A nuclear fuels company has gained U.S. regulatory approval to produced a new form of uranium and demonstrate its scalability in the next year.
The Nuclear Regulatory Commission gave its approval to Centrus Energy Corp.’s request to produce high-assay, low-enriched uranium (HALEU) at its enrichment facility in Piketon, Ohio, the company said. The Piketon facility also is now licensed to enrich uranium up to 20 percent U-235 and can demonstrate HALEU production early next year, according to the release.
“This approval is a major milestone in our contract with the Department of Energy,” said Daniel B. Poneman, Centrus President and CEO. “We appreciate the dedicated and rigorous work of the NRC staff and Commissioners in their review and approval of our license amendment request.”
Centrus says that HALEU-based fuels will be needed for most advanced reactor designs currently under development. Developers of nine of the 10 advanced reactor designs selected for funding under the Department of Energy’s Advanced Reactor Demonstration Program, including the two demonstration reactors, have said they will rely on HALEU-based fuels, according to the company.
Many small modular reactors offer the possibility of developing carbon-free nuclear production with small footprints and price tags than conventional plants, such as Georgia Power’s $27 billion Vogtle 3 and 4 expansion. They would rely, however, on a fuel not currently commercially available, which is HALEU.

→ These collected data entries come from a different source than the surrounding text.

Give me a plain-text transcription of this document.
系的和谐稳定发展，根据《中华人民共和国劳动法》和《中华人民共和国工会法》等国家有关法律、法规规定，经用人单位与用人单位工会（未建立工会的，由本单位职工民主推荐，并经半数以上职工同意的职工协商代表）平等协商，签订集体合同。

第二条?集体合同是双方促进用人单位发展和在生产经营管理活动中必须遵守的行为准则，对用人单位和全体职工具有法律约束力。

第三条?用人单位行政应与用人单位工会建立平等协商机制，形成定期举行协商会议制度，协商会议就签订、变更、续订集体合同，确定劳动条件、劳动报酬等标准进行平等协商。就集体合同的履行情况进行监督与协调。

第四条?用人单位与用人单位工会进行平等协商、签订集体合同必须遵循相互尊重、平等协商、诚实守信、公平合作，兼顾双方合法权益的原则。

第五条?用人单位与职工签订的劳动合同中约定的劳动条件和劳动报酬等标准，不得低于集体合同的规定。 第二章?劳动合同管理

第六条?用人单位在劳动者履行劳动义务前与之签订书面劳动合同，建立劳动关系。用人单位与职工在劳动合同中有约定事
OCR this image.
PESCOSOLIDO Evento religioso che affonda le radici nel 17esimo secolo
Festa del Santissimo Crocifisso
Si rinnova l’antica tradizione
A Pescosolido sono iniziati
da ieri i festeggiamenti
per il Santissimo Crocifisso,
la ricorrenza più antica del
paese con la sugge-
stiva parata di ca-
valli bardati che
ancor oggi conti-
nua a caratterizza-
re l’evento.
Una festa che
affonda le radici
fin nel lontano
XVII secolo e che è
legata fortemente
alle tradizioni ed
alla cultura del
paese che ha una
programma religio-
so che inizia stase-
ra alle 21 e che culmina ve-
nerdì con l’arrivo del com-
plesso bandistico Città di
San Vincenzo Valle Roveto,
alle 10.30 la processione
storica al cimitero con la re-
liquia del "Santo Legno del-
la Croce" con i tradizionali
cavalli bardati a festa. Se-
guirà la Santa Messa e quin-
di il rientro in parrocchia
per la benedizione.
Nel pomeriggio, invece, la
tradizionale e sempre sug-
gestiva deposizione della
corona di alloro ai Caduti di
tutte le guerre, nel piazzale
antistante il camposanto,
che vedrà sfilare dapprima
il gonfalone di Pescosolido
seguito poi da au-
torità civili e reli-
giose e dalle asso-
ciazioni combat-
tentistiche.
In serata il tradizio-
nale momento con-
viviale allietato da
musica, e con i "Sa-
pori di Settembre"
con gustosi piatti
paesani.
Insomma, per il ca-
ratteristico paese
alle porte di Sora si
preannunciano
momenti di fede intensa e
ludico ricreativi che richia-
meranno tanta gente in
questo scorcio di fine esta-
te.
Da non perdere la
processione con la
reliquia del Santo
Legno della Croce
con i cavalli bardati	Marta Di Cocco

The fledgling SMR industry anticipates it may need 600 metric tonnes of HALEU by 2030 to deploy these new reactors.
The U.S. Department of Energy defines HALEU as enriched uranium between 5 and 20 percent, while the existing fleet runs on a maximum 5 percent enriched U-235. The higher level is required for most U.S. advanced reactors to achieve smaller designs which gain more power per unit of volume, according to DOE.
Under a 2019 contract with the U.S. Department of Energy’s Office of Nuclear Energy, Centrus is constructing a cascade of sixteen AC100M centrifuges – a U.S.-origin technology – to demonstrate production of HALEU. The three year, $115 million, cost-shared contract runs through mid-2022.